More generally, is there a standard interpretation of the assertion "$F$ is an antiderivative of $f$ on $I$" when $I$ contains one or both of its endpoints?
It could be taken to mean that $F$ is continuous on $I$ and $F'(x)=f(x)$ for all $x$ in the interior of $I$, or it could include a condition on the one-sided derivatives at the endpoint(s), specifically that the right-sided (resp. left-sided) derivative of $F$ at the left (resp. right) endpoint of $I$ should agree with the value of $f$ there.
I suspect one can find an example (of the $x^2 \sin 1/x$ variety) that would show that the two definitions are inequivalent.
This is related to the issue of what one means when one says that a function is continuous on an interval. Does one want to say that the right-continuous Heaviside function is continuous on $[0,\infty)$ or does one want to say that it is merely continuous on $(0,\infty)$? That is, should one use a one-sided limit or a two-sided limit at the endpoint?
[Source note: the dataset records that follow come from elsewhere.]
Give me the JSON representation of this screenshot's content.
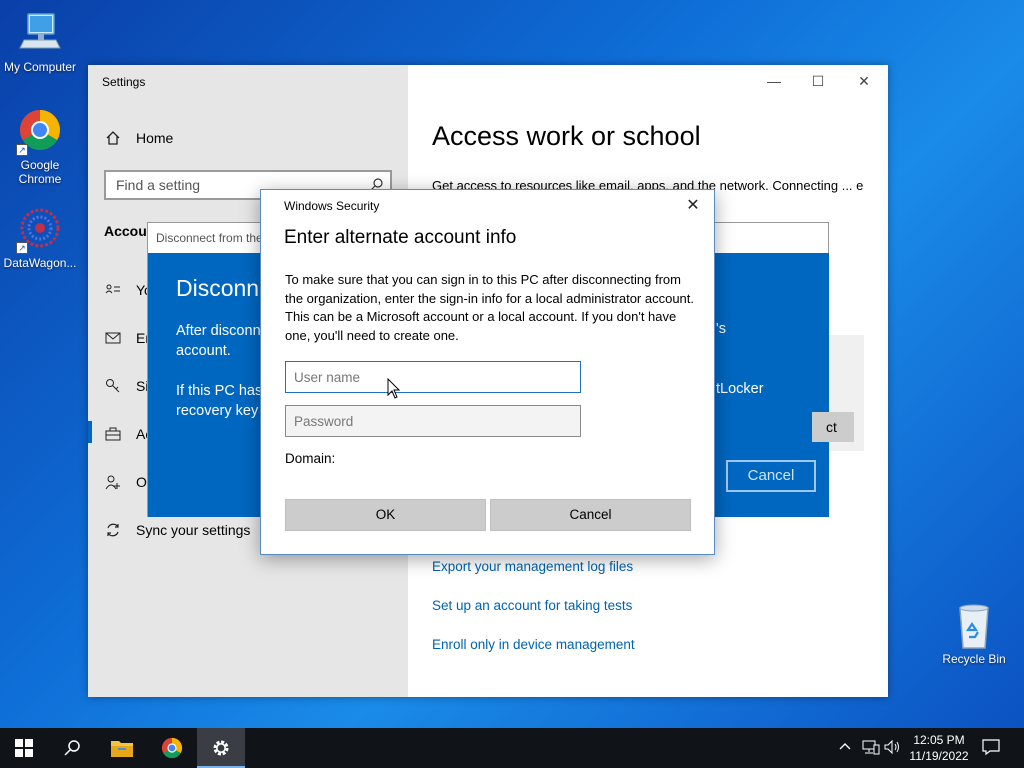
{
  "desktop": {
    "icons": [
      {
        "label": "My Computer"
      },
      {
        "label": "Google Chrome"
      },
      {
        "label": "DataWagon..."
      },
      {
        "label": "Recycle Bin"
      }
    ]
  },
  "settings": {
    "window_title": "Settings",
    "nav": {
      "home": "Home",
      "search_placeholder": "Find a setting",
      "section": "Accoun",
      "items": [
        "Yo",
        "En",
        "Si",
        "Ac",
        "Ot",
        "Sync your settings"
      ]
    },
    "page_title": "Access work or school",
    "page_desc": "Get access to resources like email, apps, and the network. Connecting ... e things on this device, ... ecific info about this",
    "links": [
      "Export your management log files",
      "Set up an account for taking tests",
      "Enroll only in device management"
    ]
  },
  "disconnect": {
    "title": "Disconnect from the",
    "heading": "Disconn",
    "text1": "After disconn",
    "text1b": "account.",
    "text2": "If this PC has",
    "text2b": "recovery key",
    "right1": "'s",
    "right2": "tLocker",
    "ct_label": "ct",
    "cancel_label": "Cancel"
  },
  "security": {
    "app_name": "Windows Security",
    "title": "Enter alternate account info",
    "body": "To make sure that you can sign in to this PC after disconnecting from the organization, enter the sign-in info for a local administrator account. This can be a Microsoft account or a local account. If you don't have one, you'll need to create one.",
    "username_placeholder": "User name",
    "password_placeholder": "Password",
    "domain_label": "Domain:",
    "ok_label": "OK",
    "cancel_label": "Cancel"
  },
  "taskbar": {
    "time": "12:05 PM",
    "date": "11/19/2022"
  }
}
Clearly the former choice makes more sense if the function isn't even defined on the other side of the endpoint (as in the case of $\sqrt{x}$), but if the function is defined on the other side of the endpoint, then arguments could be made for the latter choice.
My guess is that these questions occupy a fuzzy zone where different authors make different choices of terminology, and where there's no consensus. But I'd be glad to learn otherwise.